There's More to Life Than Knitting!

Join Suna as she stops knitting long enough to ponder her life, share her joys and concerns, and comment on the goings on in the world.
You are very welcome here, so feel free to comment and contribute!

Thursday, March 12, 2009

Getting Rid of an Old Shell and Defining My Own Success

Wow, I am a moody cuss. I had been having one of my periodic down times, and was perversely making things worse by reading the news, reading newspaper comments about the huge layoffs at the place where I am working now, listening to coworkers bemoaning stuff, and wallowing in all the bad news my friends and family are having.

(For example, Lee has ill relatives, Tuba Boy lost his job today, and yet another friend was laid off here.)

I told myself I need to get a grip on my attitude, and shed off the negativity shell just like our cicada friend in the photo shed its irrelevant shell.
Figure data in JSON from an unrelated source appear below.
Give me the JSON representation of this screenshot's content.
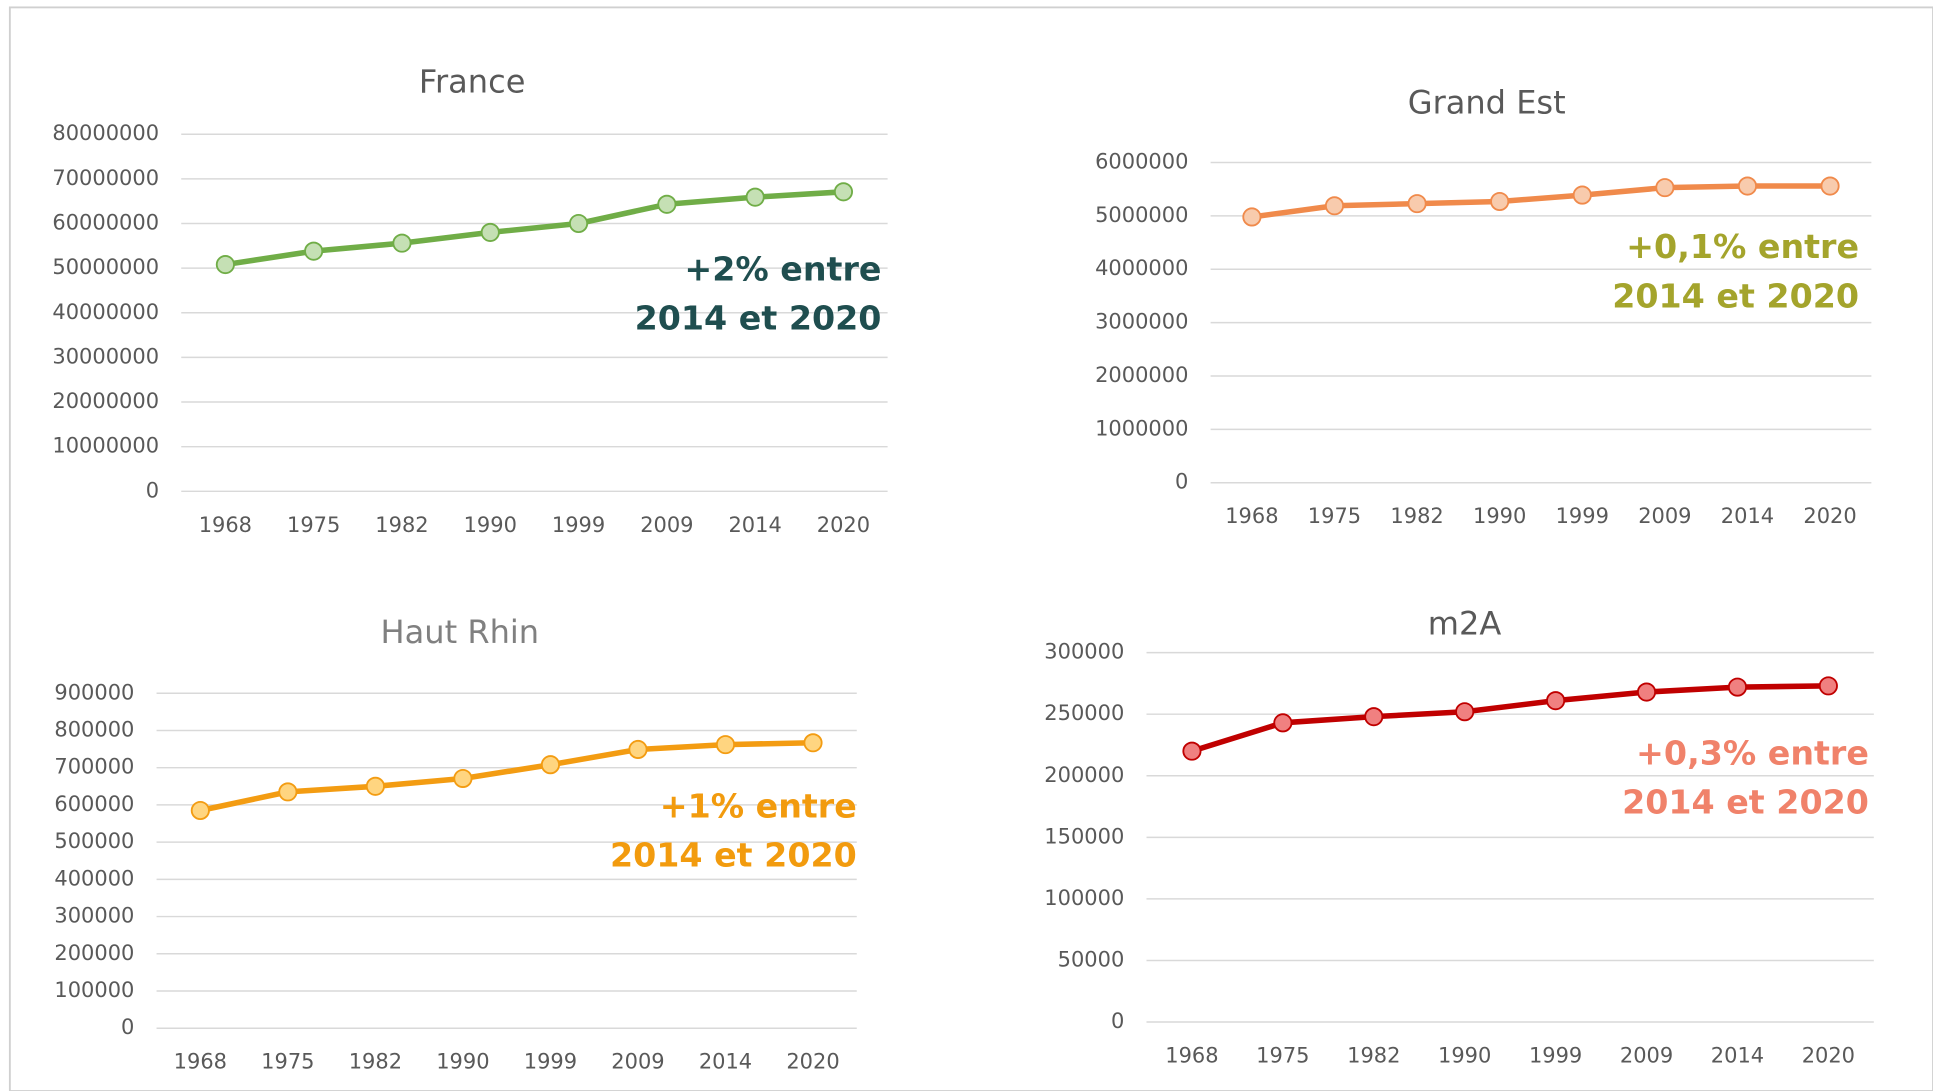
{
  "chart_data": [
    {
      "type": "line",
      "title": "France",
      "categories": [
        "1968",
        "1975",
        "1982",
        "1990",
        "1999",
        "2009",
        "2014",
        "2020"
      ],
      "values": [
        50800000,
        53800000,
        55600000,
        58000000,
        60000000,
        64300000,
        65900000,
        67100000
      ],
      "color": "#70ad47",
      "marker_color": "#c5e0b4",
      "ylim": [
        0,
        80000000
      ],
      "yticks": [
        0,
        10000000,
        20000000,
        30000000,
        40000000,
        50000000,
        60000000,
        70000000,
        80000000
      ],
      "grid": true,
      "annotation": [
        "+2% entre",
        "2014 et 2020"
      ],
      "annotation_color": "#1f4e4f"
    },
    {
      "type": "line",
      "title": "Grand Est",
      "categories": [
        "1968",
        "1975",
        "1982",
        "1990",
        "1999",
        "2009",
        "2014",
        "2020"
      ],
      "values": [
        4980000,
        5190000,
        5230000,
        5270000,
        5390000,
        5530000,
        5560000,
        5560000
      ],
      "color": "#f08a4b",
      "marker_color": "#f8cbad",
      "ylim": [
        0,
        6000000
      ],
      "yticks": [
        0,
        1000000,
        2000000,
        3000000,
        4000000,
        5000000,
        6000000
      ],
      "grid": true,
      "annotation": [
        "+0,1% entre",
        "2014 et 2020"
      ],
      "annotation_color": "#a4a42c"
    },
    {
      "type": "line",
      "title": "Haut Rhin",
      "categories": [
        "1968",
        "1975",
        "1982",
        "1990",
        "1999",
        "2009",
        "2014",
        "2020"
      ],
      "values": [
        585000,
        635000,
        650000,
        671000,
        708000,
        749000,
        762000,
        767000
      ],
      "color": "#f39c12",
      "marker_color": "#ffd580",
      "ylim": [
        0,
        900000
      ],
      "yticks": [
        0,
        100000,
        200000,
        300000,
        400000,
        500000,
        600000,
        700000,
        800000,
        900000
      ],
      "grid": true,
      "annotation": [
        "+1% entre",
        "2014 et 2020"
      ],
      "annotation_color": "#f29b0e"
    },
    {
      "type": "line",
      "title": "m2A",
      "categories": [
        "1968",
        "1975",
        "1982",
        "1990",
        "1999",
        "2009",
        "2014",
        "2020"
      ],
      "values": [
        220000,
        243000,
        248000,
        252000,
        261000,
        268000,
        272000,
        273000
      ],
      "color": "#c00000",
      "marker_color": "#f08080",
      "ylim": [
        0,
        300000
      ],
      "yticks": [
        0,
        50000,
        100000,
        150000,
        200000,
        250000,
        300000
      ],
      "grid": true,
      "annotation": [
        "+0,3% entre",
        "2014 et 2020"
      ],
      "annotation_color": "#f0826a"
    }
  ]
}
That means I have to focus on whatever positives I can come up with, and most important, get myself a plan. Once I have a real plan, I always feel better.

I have found some jobs to apply for, which I will do tonight, but a listing about Microsoft training that I saw on Craigslist reminded me that there’s no reason to not contact that nice training place I used to freelance at NOW to see if they have any openings. Well, that was an easy fix. They will be happy for me to do more for them! At least this means there will be SOME income after I transition out of this contract! I can still interview, teach knitting and see if I can do freelance editing, too. Whew.

I also decided to make a list of my successes. So often we view ourselves as successful vs. unsuccessful only based on what our capitalist US society deems important: how much money we make, and our job title. When I look at myself through that lens, I am inclined to feel pretty bad about myself. I went from a director-level job that paid well for a nonprofit to the lowest person on the totem pole doing my lowest-paid contract position so far. I appear to be sliding down.

Defining Your Own Success

But, maybe we need to define our own success, like my friend Diana did with her book on breastfeeding. Women with supply issues may not have a standard "successful" experience, but, if they define their own success, they can feel really good about what they can do. So, in that spirit, here are things which I have decided prove that I am a success!

  • Given instructions, I can knit almost anything.
  • I have raised two sons, one to age 18, who have not been arrested or fathered their own children.
  • I’ve learned to identify many of my negative patterns and to intercept them early (such as panicking when I have no plan).
  • I have finally found a partner I truly love and want to stay with the rest of our lives.
  • I’ve learned to be happy with what I have, and how to enjoy life, even with fewer resources to draw on.
  • I can cook a holiday meal all by myself if I have to.
  • I pay all my bills online. That makes me feel really successful and way less forgetful.
  • I have practiced treating people kindly, and meeting malice with kindness. And now people seem to like me a lot more.
  • I have made a commitment to peace and have stuck with it. I have a consistent viewpoint on that, which spans all sorts of areas of life.
  • Great progress has been made in my effort to avoid us vs. them thinking and to not lump all members of any group together. This has led me to have interesting friends and acquaintances from many cultures, races and religions, not to mention political viewpoints. I feel very successful about this.

OK, that’s plenty. If you are having trouble with feeling down on yourself, try this exercise. You may well see yourself in a very different light.

2 comments:

Lee said...

Additional note for the second bullet: They are also very nice, intelligent, and articulate, even if they sometimes forget that a sentence is more than a monosyllable.

Sam said...

Another attribute? You are one of the most genuine and generous womyn I have had the honour of knowing. Thank you for being your wonderful self!!